There are two common roads. The road of despair and the road of presumption. One of self-defeat, the other of self-exertion. Both roads have quite different terrains but both lead in the same direction.

This season of Lent is a strange gift of exposure. In a world of a great divide of pessimists and optimists, of the despairing and determined, our clutch for control remains.

Humanity’s pursuit for self-defined worth and self-determined meaning is a noble but ultimately futile attempt at preserving control. And the ways in which we live in functional despair are the shadow side of this. Met with failure or disappointment, resigning to life’s hardship is simply another way in which we attempt to manage. If we can’t have things our way, at least we can give up on our own terms.

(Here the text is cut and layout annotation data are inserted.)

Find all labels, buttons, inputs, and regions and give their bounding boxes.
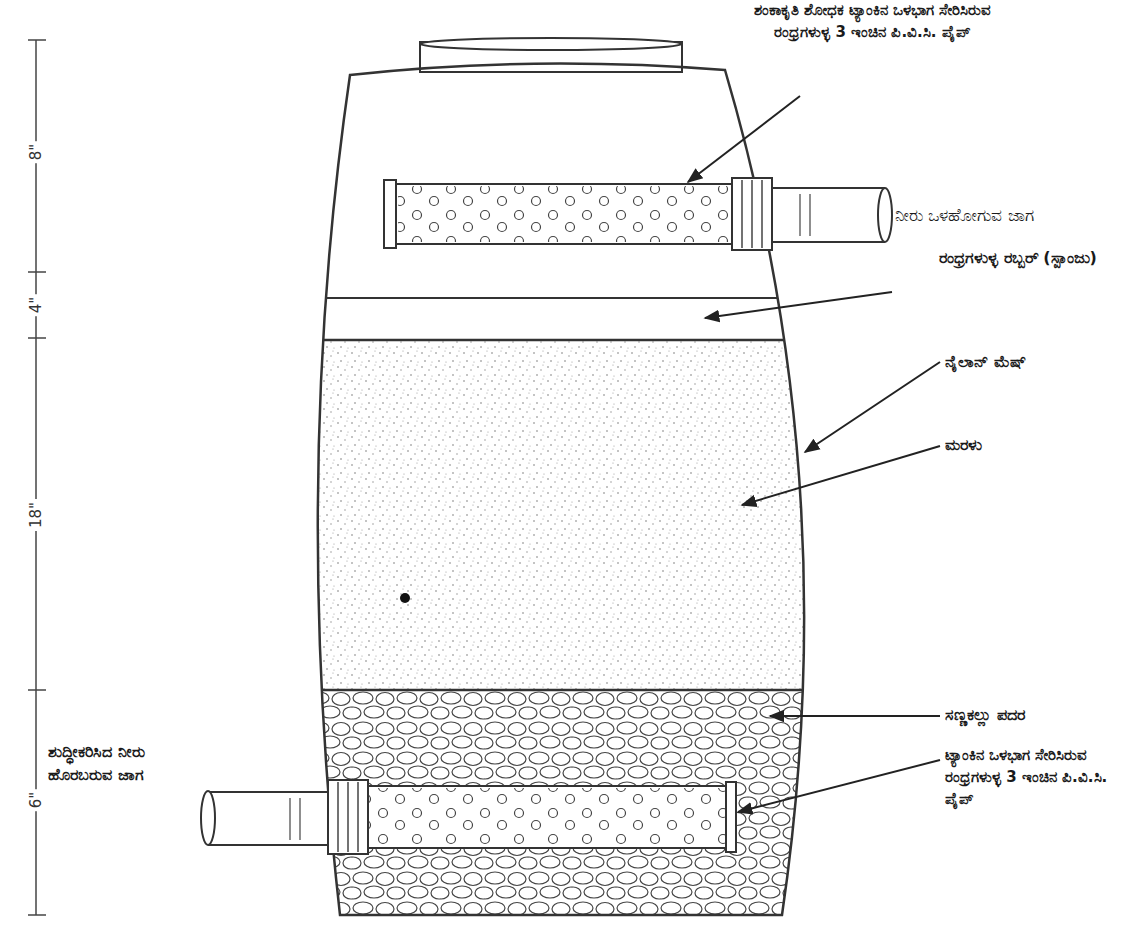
outlet-pipe [201, 780, 736, 854]
gravel-layer [280, 690, 860, 920]
dimension-line [28, 40, 46, 915]
dimension-value: 8" [27, 141, 45, 163]
dimension-value: 6" [27, 789, 45, 811]
sand-layer [280, 340, 860, 690]
mesh-label: ನೈಲಾನ್ ಮೆಷ್ [945, 350, 1135, 373]
dimension-value: 18" [27, 499, 45, 531]
gravel-label: ಸಣ್ಣಕಲ್ಲು ಪದರ [945, 703, 1140, 726]
inlet-label: ನೀರು ಒಳಹೋಗುವ ಜಾಗ [895, 203, 1135, 228]
leader-arrows [688, 96, 940, 812]
inlet-pipe [384, 178, 892, 250]
sand-label: ಮರಳು [945, 433, 1135, 456]
pipe-label: ಶಂಕಾಕೃತಿ ಶೋಧಕ ಟ್ಯಾಂಕಿನ ಒಳಭಾಗ ಸೇರಿಸಿರುವ ರ… [735, 0, 1010, 44]
sponge-label: ರಂಧ್ರಗಳುಳ್ಳ ರಬ್ಬರ್ (ಸ್ಪಾಂಜು) [898, 246, 1138, 269]
pipe-label: ಟ್ಯಾಂಕಿನ ಒಳಭಾಗ ಸೇರಿಸಿರುವ ರಂಧ್ರಗಳುಳ್ಳ 3 ಇ… [945, 745, 1120, 810]
dimension-value: 4" [27, 294, 45, 316]
outlet-label: ಶುದ್ಧೀಕರಿಸಿದ ನೀರು ಹೊರಬರುವ ಜಾಗ [48, 740, 198, 786]
tank-body [318, 64, 804, 915]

But both paths are opposite the way of grace.

The road of humility is a road covered in the dust of grace. It’s a reminder that we are from dust and to dust we shall return, and a reminder that life is fundamentally a gift.

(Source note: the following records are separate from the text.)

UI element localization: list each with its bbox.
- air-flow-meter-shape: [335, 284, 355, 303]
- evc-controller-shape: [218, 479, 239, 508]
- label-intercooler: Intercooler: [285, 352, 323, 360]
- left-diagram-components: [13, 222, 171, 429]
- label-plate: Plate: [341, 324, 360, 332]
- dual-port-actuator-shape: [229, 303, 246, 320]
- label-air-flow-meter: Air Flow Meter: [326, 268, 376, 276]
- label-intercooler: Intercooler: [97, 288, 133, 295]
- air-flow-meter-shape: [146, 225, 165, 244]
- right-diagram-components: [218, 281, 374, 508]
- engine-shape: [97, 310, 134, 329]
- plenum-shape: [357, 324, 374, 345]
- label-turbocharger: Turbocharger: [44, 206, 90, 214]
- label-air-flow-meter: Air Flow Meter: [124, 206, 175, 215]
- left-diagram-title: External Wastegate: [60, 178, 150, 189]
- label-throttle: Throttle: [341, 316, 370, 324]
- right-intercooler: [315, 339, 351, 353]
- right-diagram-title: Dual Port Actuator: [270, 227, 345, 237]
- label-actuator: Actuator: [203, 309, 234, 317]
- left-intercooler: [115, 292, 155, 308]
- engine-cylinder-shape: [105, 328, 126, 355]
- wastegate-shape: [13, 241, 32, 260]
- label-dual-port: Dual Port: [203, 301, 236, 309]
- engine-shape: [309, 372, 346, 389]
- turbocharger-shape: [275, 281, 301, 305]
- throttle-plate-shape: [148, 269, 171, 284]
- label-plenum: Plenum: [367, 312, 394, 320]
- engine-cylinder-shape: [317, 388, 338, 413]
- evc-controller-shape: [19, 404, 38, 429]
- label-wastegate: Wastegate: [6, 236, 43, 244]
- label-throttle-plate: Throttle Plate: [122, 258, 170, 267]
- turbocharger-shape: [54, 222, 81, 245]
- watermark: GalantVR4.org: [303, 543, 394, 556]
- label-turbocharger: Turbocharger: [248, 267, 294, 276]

This path is a tremendously difficult one as it asks us to pause before we go onward. To receive requires empty-handedness and a confession that we ultimately have nothing to offer. It requires us to kneel on whatever path we are on to confess we are lost and that we don’t have it in us to get wherever there is. And in that confession we sit in the dust of grace.

In the dust, we see our humanity, our sin, and our lack of control, but in the dust we are made receptive to grace.

This path of grace is strange. It isn’t one we pave ourselves but has rather been paved down to us. And so we are invited to follow in the way of Jesus who has met us in the dust, sustains us in love, and (as Bonhoeffer once said) bids us come and die.